Les opérations conjointes menées par Frontex en 2007 ont été 22 et les ressortissants de pays tiers appréhendés ont été 19.295, dont 11.476 interceptés en mer, 4.522 aux frontières terrestres et 3.297 dans les aéroports. En 2006, à la suite de patrouilles de Frontex, 32.016 migrants avaient été arrêtés. Frontex est en train de patrouiller toutes les frontières de l'Ue : aériennes, navales et terrestres. Nous avons écrit à propos des missions Nautilus dans le détroit de Sicile; Héra, au large des Canaries; Indalo dans le détroit de Gibraltar ; et Poséidon dans la mer Égée. Mais la liste est plus longue, et elle est contenue dans un exclusif document officiel de Frontex, mise en ligne par Fortress Europe. Il y a eu la mission Minerve, dans les ports andalous; Hermes, entre la Sardaigne et les Baléares, à proximité des eaux algériennes; Zeus, dans les ports allemands; Fifa, en Allemagne durant la Coupe du monde 2006; Niris entre l'Allemagne et les Pays scandinaves contre l'immigration chinoise ; puis Ariane entre l'Allemagne et la Pologne; Gordius, en Roumanie, en Slovaquie et en Hongrie ; Héraclès en Hongrie; Kras et Drive In en Slovénie; Ursus en Roumanie, Slovaquie, Hongrie et Pologne. Et pour la Coupe d'Europe 2008 en Autriche et en Suisse, Frontex est déjà en train de préparer une mission qui s’appellera Euro Cup 2008. Sans oublier les nombreuses opérations Frontex dans les aéroports de toute l'Europe, comme Amazon, Agelaus, Hydra, Extended Family, Long Stop, Argonautes. Et sans parler des programmes de formation, allant de projets de retour conjoints à la détection des voitures volées ou même à la formation pour de maîtres-chien. Et il est sûr qu'ils vont faire mieux en 2008, étant donné que le budget de l’agence a été doublé atteignant 30 millions d'euros.

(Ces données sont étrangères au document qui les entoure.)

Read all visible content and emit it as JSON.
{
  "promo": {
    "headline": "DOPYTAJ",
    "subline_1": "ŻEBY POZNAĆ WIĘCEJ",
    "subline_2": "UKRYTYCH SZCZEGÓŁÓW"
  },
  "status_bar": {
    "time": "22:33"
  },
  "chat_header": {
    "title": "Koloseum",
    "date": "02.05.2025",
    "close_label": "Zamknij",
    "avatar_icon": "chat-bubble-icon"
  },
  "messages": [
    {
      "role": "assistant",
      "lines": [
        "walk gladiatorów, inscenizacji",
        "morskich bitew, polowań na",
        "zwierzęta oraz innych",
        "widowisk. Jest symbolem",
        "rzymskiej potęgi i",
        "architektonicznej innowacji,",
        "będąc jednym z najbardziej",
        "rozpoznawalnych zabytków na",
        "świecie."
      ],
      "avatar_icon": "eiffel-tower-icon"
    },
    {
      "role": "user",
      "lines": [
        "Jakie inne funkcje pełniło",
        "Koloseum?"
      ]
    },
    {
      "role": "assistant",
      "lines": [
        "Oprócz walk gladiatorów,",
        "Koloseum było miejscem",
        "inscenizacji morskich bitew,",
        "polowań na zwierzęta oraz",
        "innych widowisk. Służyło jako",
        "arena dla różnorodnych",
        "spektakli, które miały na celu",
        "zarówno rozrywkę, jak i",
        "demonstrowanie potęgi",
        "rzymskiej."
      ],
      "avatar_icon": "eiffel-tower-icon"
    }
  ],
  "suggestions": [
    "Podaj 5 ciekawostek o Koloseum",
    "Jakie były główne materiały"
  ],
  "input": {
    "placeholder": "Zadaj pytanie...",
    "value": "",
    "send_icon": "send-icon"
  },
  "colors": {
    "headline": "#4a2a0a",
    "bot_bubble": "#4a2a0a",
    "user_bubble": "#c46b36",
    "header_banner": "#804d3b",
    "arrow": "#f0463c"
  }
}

Pas de surprise en tout cas dans une Europe qui a fait de la détention des migrants sa règle. Selon un article récemment publié par l'"International Herald Tribune", il y aurait maintenant 224 camps de détention pour les migrants dans toute l'Union européenne. Ils peuvent accueillir au total plus de 30.000 personnes, des demandeurs d'asile et des immigrés sans permis de séjour en attente d'expulsion. La carte des camps ressemble à une carte militaire. La durée maximale de la détention est de 60 jours en Italie, 32 en France, trois mois en Grèce, 18 mois à Malte, tandis que dans beaucoup d'autres pays, il n'y a aucune limite. Les conditions sont terribles et les centres sont l'objet de révoltes, d'incendies et de suicides. La dernière victime a été un tunisien, né en 1979, qui s'est pendu le 30 décembre 2007 dans le camp de détention de Berlin Koepenick. En Italie, deux hommes s’étaient suicidés il y a tout juste trois mois, en octobre, dans le camp de Modène. Et on se souviendra des iraniens détenus dans le camp grec de l'île de Samos, qui se cousirent les lèvres avec du fil de fer en signe de protestation en 2006. L’ong néerlandaise "United" a publié une liste des centaines de cas similaires dans toute l'Europe.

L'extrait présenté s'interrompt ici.